Когда лицо жены стало восково холодным, Комар понял, что убил жену. Старик схватился за сердце. В глазах потемнело.
Она была последней, любящей его. Но и она хотела покинуть, уйти навсегда. И простилась с ним по-доброму, без упреков, все простив, не пожелав плохого. Она даже прощенья у него попросила. А он не смирился с ее уходом. И оставил, навсегда отнял у детей и себя…
…На жуткий крик Комара прибежали соседи. Увидев, что творится в доме, побежали за сыновьями Ивана Ивановича, те одним духом примчались. Ухватили отца за руки и ноги. Не давая биться об острые углы, понимали, приступ будет тяжелым и долгим.
Комар не узнавал сыновей. Он не видел их. Лицо покрылось липким потом, изо рта вместе с криком, клочьями вырывалась вонючая желтоватая пена.

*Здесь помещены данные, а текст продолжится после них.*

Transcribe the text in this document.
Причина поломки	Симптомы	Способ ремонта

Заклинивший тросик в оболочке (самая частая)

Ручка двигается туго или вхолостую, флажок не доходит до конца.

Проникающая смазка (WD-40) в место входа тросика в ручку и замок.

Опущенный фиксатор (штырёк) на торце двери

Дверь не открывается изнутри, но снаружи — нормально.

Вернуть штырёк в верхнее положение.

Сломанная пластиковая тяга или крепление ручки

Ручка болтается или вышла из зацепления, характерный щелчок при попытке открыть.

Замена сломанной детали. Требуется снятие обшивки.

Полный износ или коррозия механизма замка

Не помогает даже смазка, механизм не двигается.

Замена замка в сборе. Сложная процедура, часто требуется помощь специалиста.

Иван Иванович выгибался, скручивался, вырывался из рук сыновей, словно стальная пружина.
Его еле удерживали.
Пока разобрались, что мать мертва, поняли причину приступа. А отец бился в их руках, словно хотел выскочить из тела единой душой и нагнать, соединиться где-то там, далеко, за неведомой далью с душою Агриппины и выпросить у нее, хотя бы у мертвой, прощенья. Ведь вот живым не успел он этого сделать.

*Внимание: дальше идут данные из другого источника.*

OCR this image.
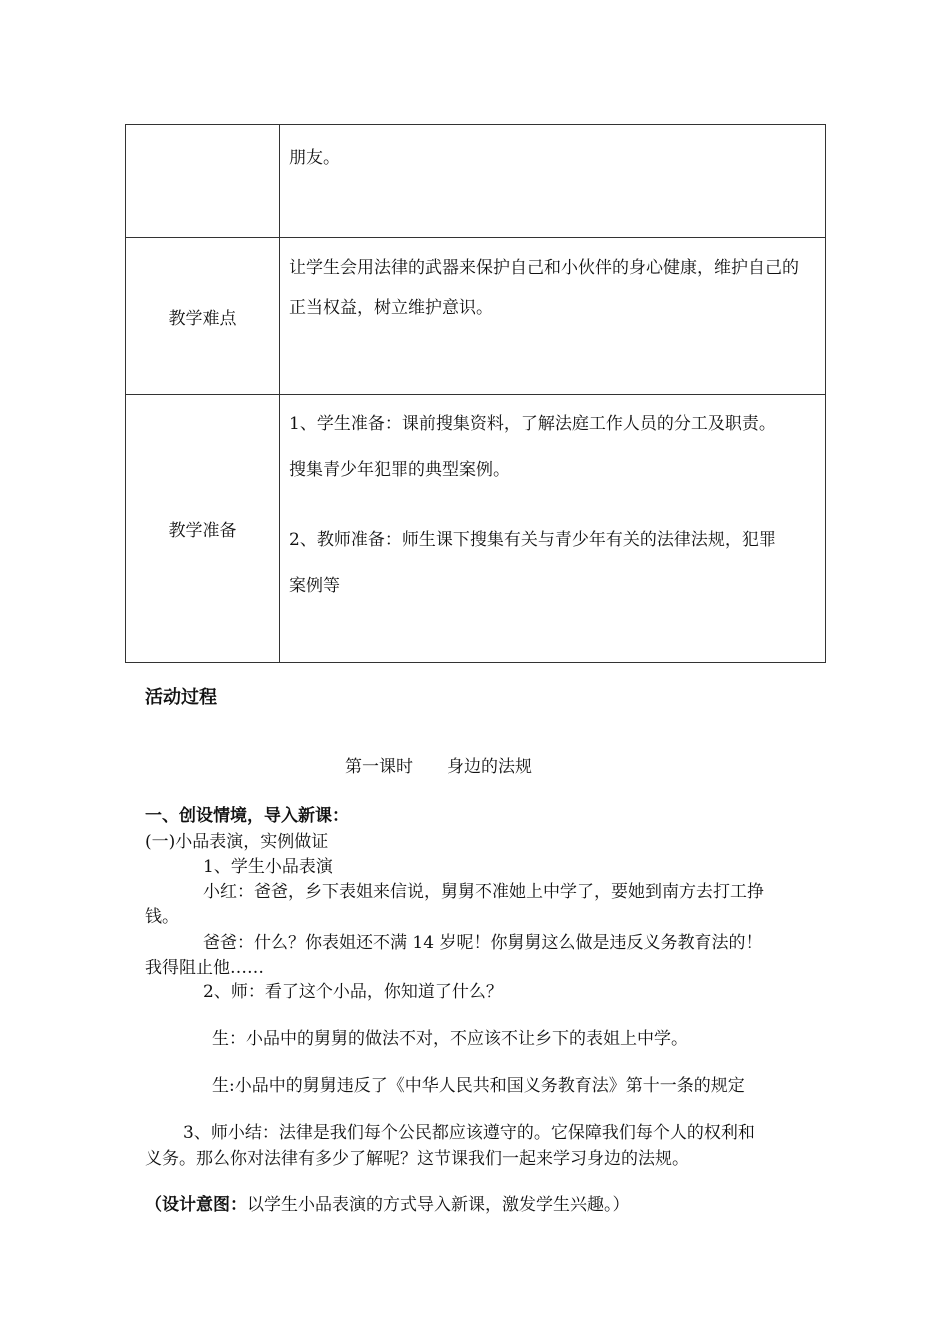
	朋友。

教学难点	让学生会用法律的武器来保护自己和小伙伴的身心健康，维护自己的正当权益，树立维护意识。

教学准备	1、学生准备：课前搜集资料，了解法庭工作人员的分工及职责。

搜集青少年犯罪的典型案例。

2、教师准备：师生课下搜集有关与青少年有关的法律法规，犯罪

案例等

活动过程

第一课时　　身边的法规

一、创设情境，导入新课：

(一)小品表演，实例做证

1、学生小品表演

小红：爸爸，乡下表姐来信说，舅舅不准她上中学了，要她到南方去打工挣

钱。

爸爸：什么？你表姐还不满 14 岁呢！你舅舅这么做是违反义务教育法的！

我得阻止他……

2、师：看了这个小品，你知道了什么？

生：小品中的舅舅的做法不对，不应该不让乡下的表姐上中学。

生:小品中的舅舅违反了《中华人民共和国义务教育法》第十一条的规定

3、师小结：法律是我们每个公民都应该遵守的。它保障我们每个人的权利和

义务。那么你对法律有多少了解呢？这节课我们一起来学习身边的法规。

（设计意图：以学生小品表演的方式导入新课，激发学生兴趣。）
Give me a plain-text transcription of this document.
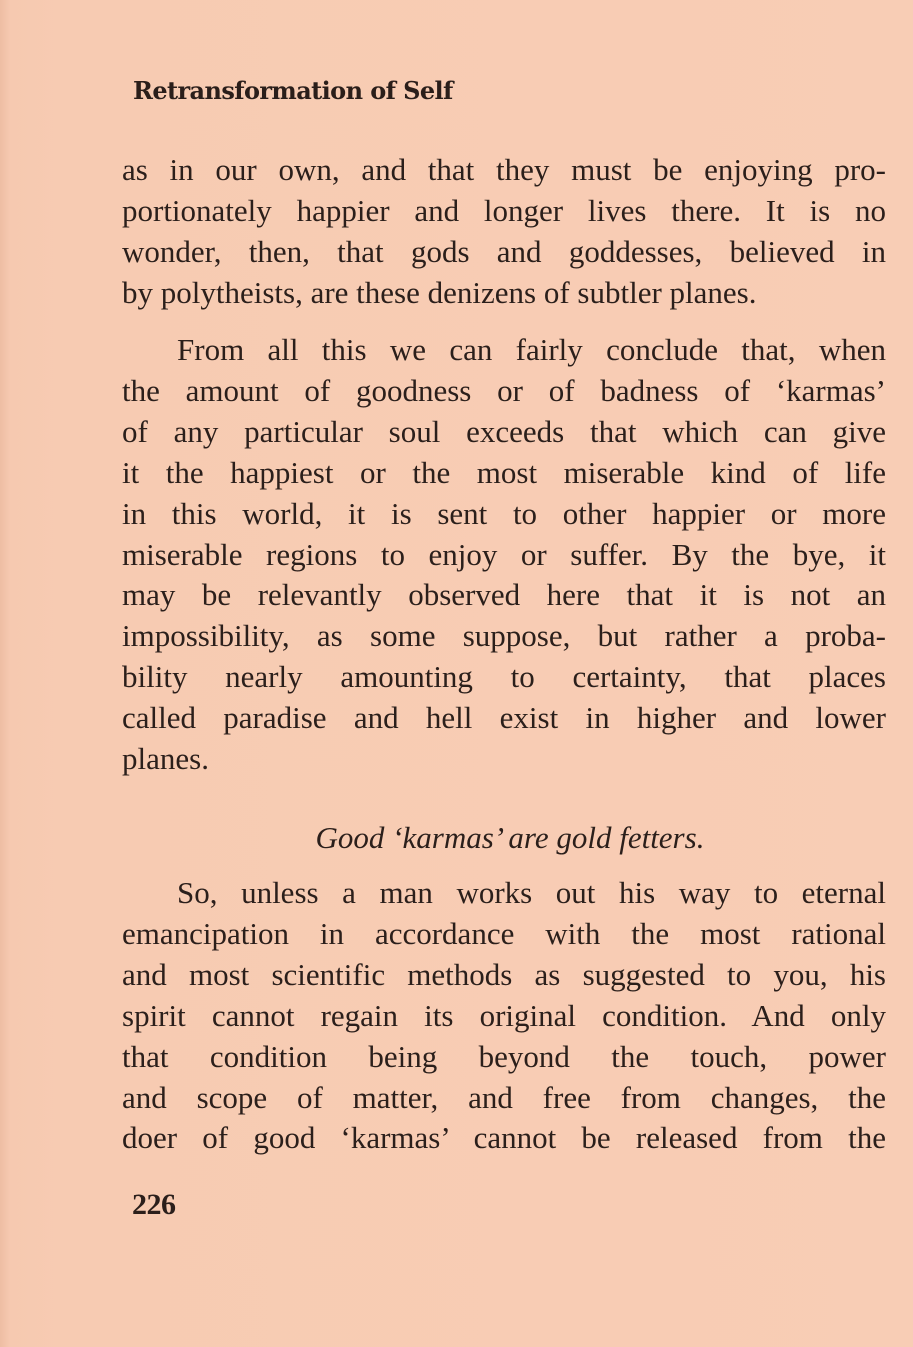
Retransformation of Self
as in our own, and that they must be enjoying pro-
portionately happier and longer lives there. It is no
wonder, then, that gods and goddesses, believed in
by polytheists, are these denizens of subtler planes.
From all this we can fairly conclude that, when
the amount of goodness or of badness of ‘karmas’
of any particular soul exceeds that which can give
it the happiest or the most miserable kind of life
in this world, it is sent to other happier or more
miserable regions to enjoy or suffer. By the bye, it
may be relevantly observed here that it is not an
impossibility, as some suppose, but rather a proba-
bility nearly amounting to certainty, that places
called paradise and hell exist in higher and lower
planes.
Good ‘karmas’ are gold fetters.
So, unless a man works out his way to eternal
emancipation in accordance with the most rational
and most scientific methods as suggested to you, his
spirit cannot regain its original condition. And only
that condition being beyond the touch, power
and scope of matter, and free from changes, the
doer of good ‘karmas’ cannot be released from the
226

Приступ достиг своей грани. Губы старика из синих, стали черными. Хрипы разрывали грудь. Все тело сворачивалось в спираль. Пальцы драли доски. А ноги скрючились, словно их судорогой свело.
Андрей обтер лицо отца мокрой тряпкой. Но нет, старик не почувствовал. Горело внутри. Хотя, казалось бы, чему там гореть осталось? От жизни одни лохмотья и угли. Скоро и от этого останется, быть может, горсть пепла. Серого; холодного, какою и жизнь была. Да и была ли она? Кто вспомнит ее? А коль не будет памяти, не было и жизни… Одни муки. Их живые предпочитают забывать.

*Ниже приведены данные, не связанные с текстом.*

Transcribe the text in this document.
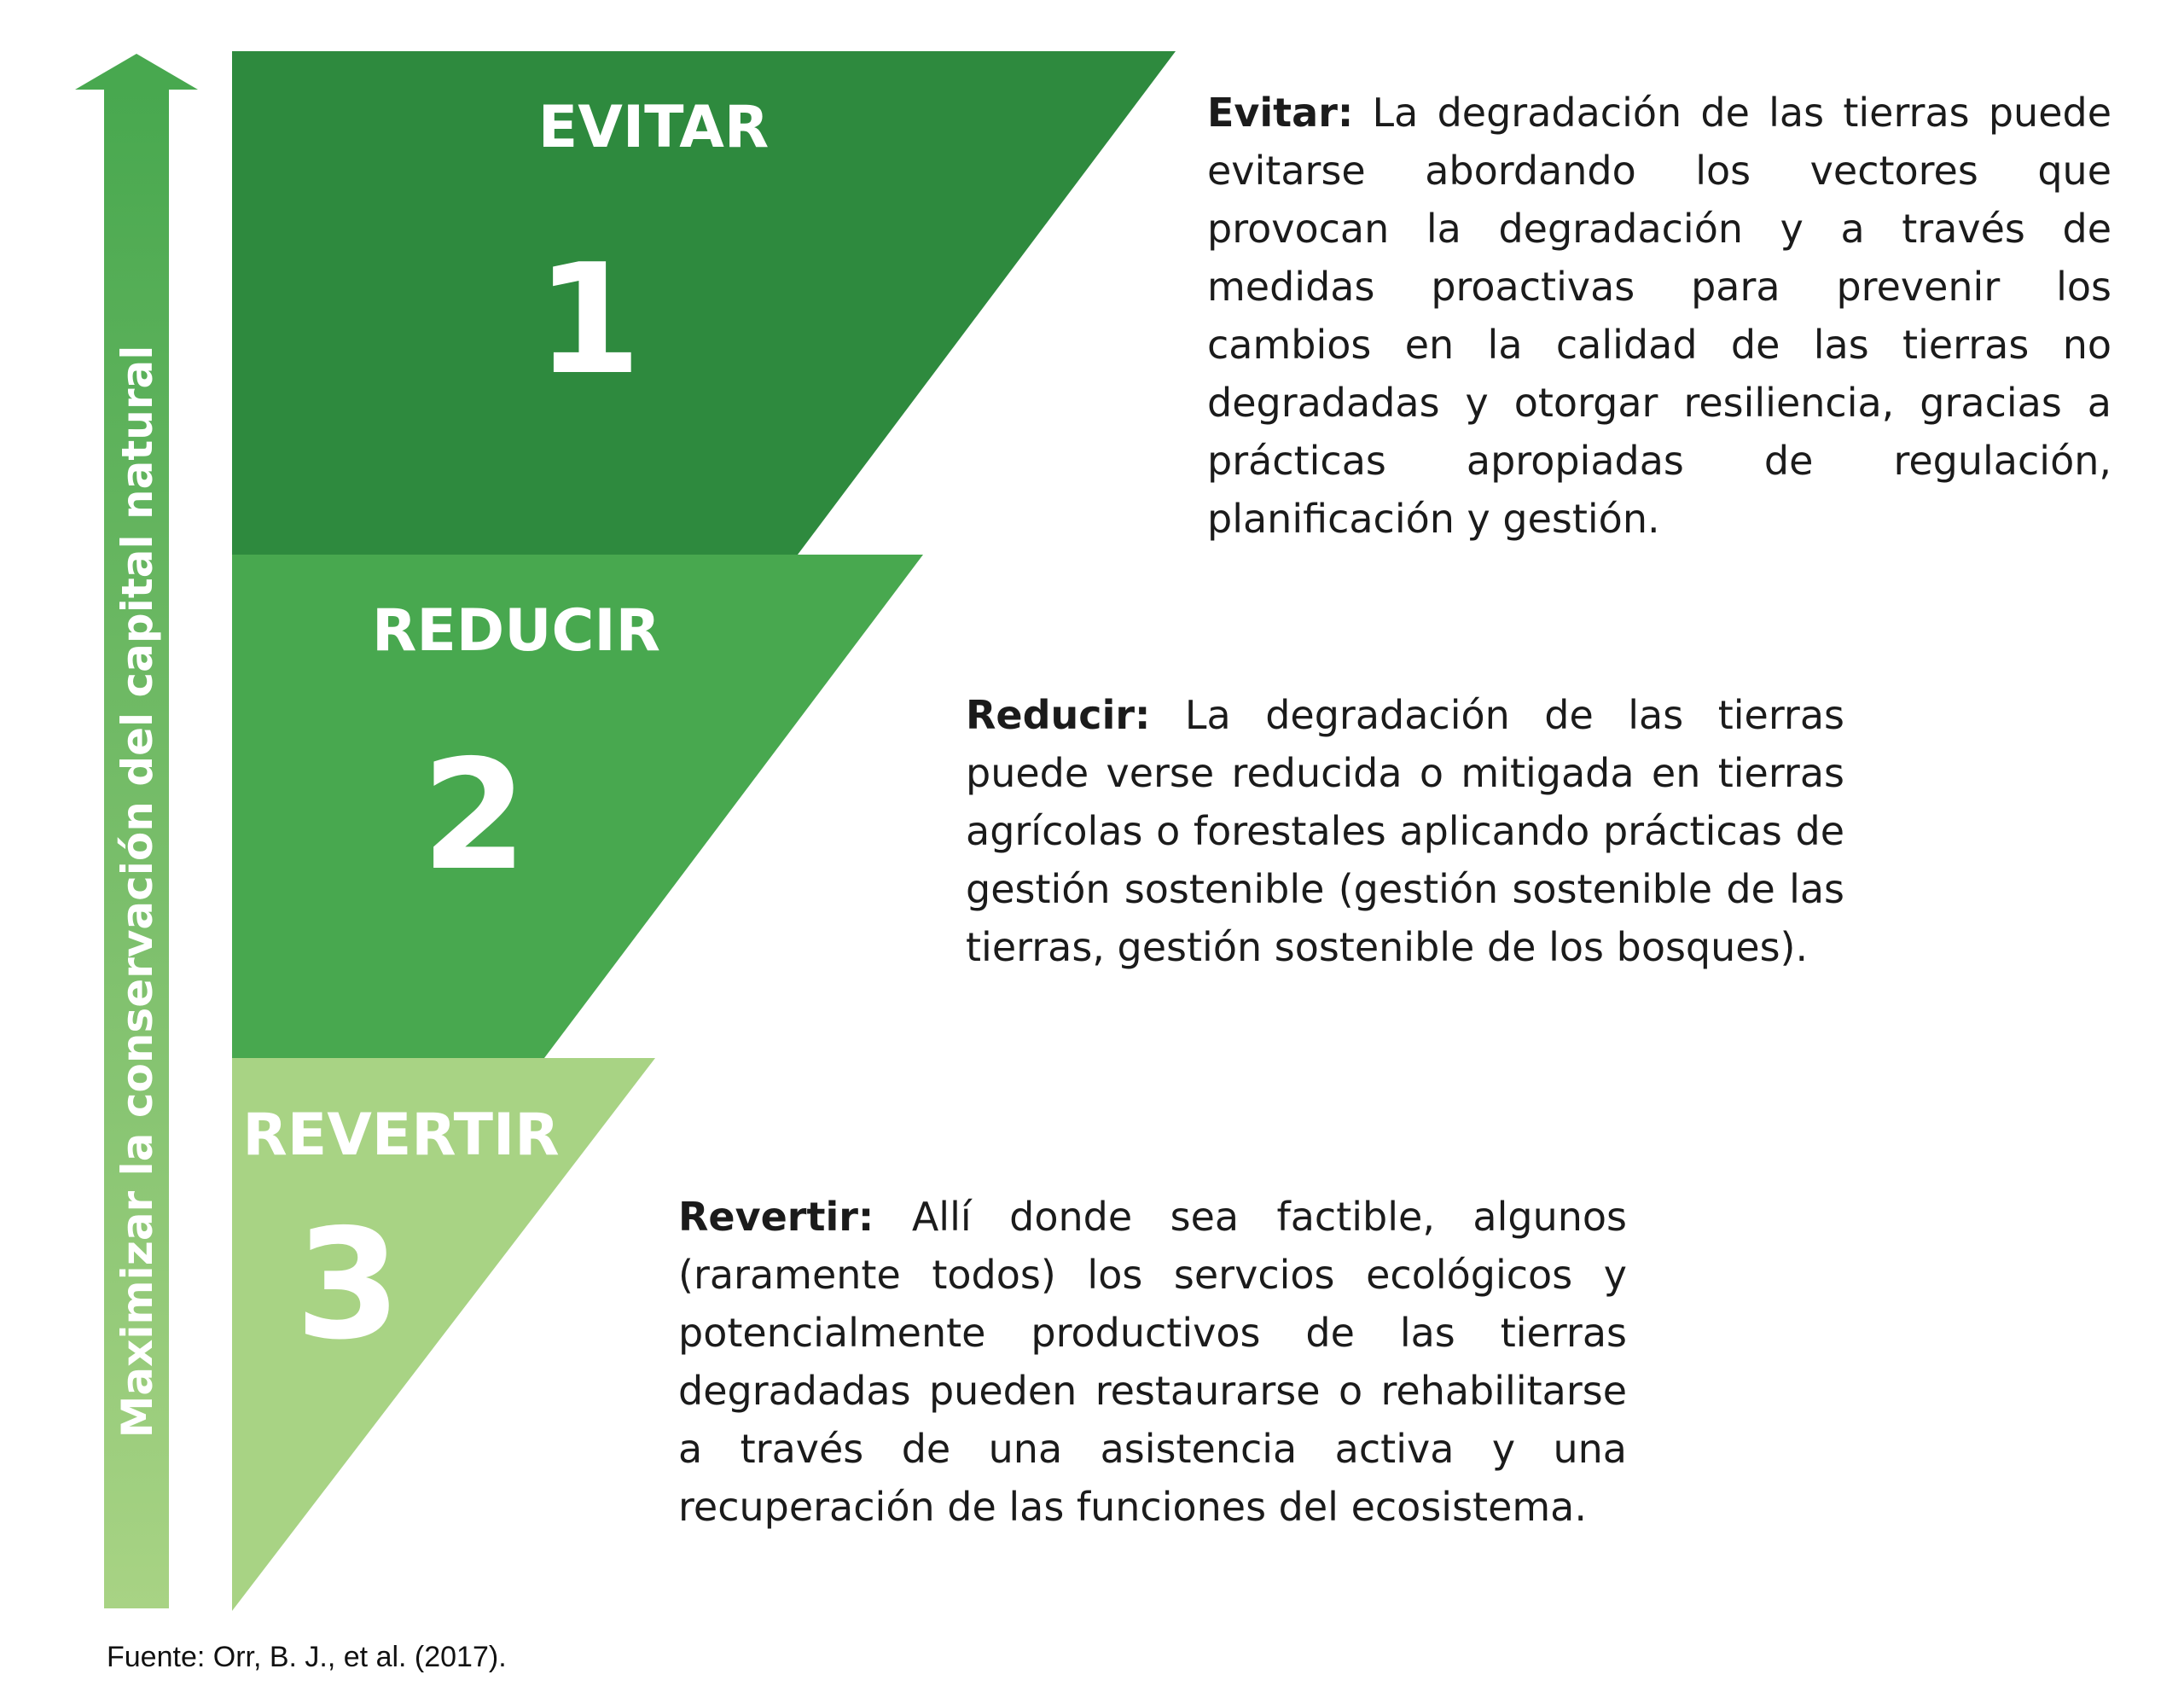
Maximizar la conservación del capital natural
EVITAR
1
REDUCIR
2
REVERTIR
3

Evitar: La degradación de las tierras puede evitarse abordando los vectores que provocan la degradación y a través de medidas proactivas para prevenir los cambios en la calidad de las tierras no degradadas y otorgar resiliencia, gracias a prácticas apropiadas de regulación, planificación y gestión.

Reducir: La degradación de las tierras puede verse reducida o mitigada en tierras agrícolas o forestales aplicando prácticas de gestión sostenible (gestión sostenible de las tierras, gestión sostenible de los bosques).

Revertir: Allí donde sea factible, algunos (raramente todos) los servcios ecológicos y potencialmente productivos de las tierras degradadas pueden restaurarse o rehabilitarse a través de una asistencia activa y una recuperación de las funciones del ecosistema.

Fuente: Orr, B. J., et al. (2017).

— Отец! Ты слышишь меня? — дошло до сознания старика. Он открыл глаза. Серая пелена… А в ней плавают светлые пятна.
— Серое — моя жизнь, светлые — дети, жена. Но их больше нет. Кто же зовет меня? Кто? Кому я нужен теперь? — думал Комар, медленно приходя в сознание.
— Отец! Ты меня слышишь? Очнись! — тормошил Сергей, внезапно успокоившегося, вытянувшегося во всю длину тела старика.
Дед Комар лежал неподвижно. И в этот раз душе не повезло. Осталась в дряблом теле. И, осознавая это, из уголка глаза выкатилась невольная слеза.
— Пап! Очнись! Эго я — Серега! Прости меня! — дрогнул голос сына, испугавшегося потерять в один день обоих родителей.
— Пить. Дай пить, Серенький, — попросил старик. Сыновья бросились к ведру. Скорее. Может еще обойдется, может встанет. Напоив, отца перенесли в постель. Комар, плача, рассказал им, что случилось с Агриппиной, как она умерла.
Андрей на крыльцо выскочил. Не выдержал. Сдавил косяк двери. Давился папиросным дымом. Одну за другой с десяток высадил, пока унял нервы, взял себя в руки.
Сергей на кухне горевал у стола, уронив голову на кулаки. Средний — Алешка, около отца сидел, успокаивал. Обещал завтра вернуться в дом к отцу.
Дед Комар за такое руки сыну целовал. Обещал ему не задержаться на этом свете, чтоб не быть обузой. Просил не бросать его в одиночестве.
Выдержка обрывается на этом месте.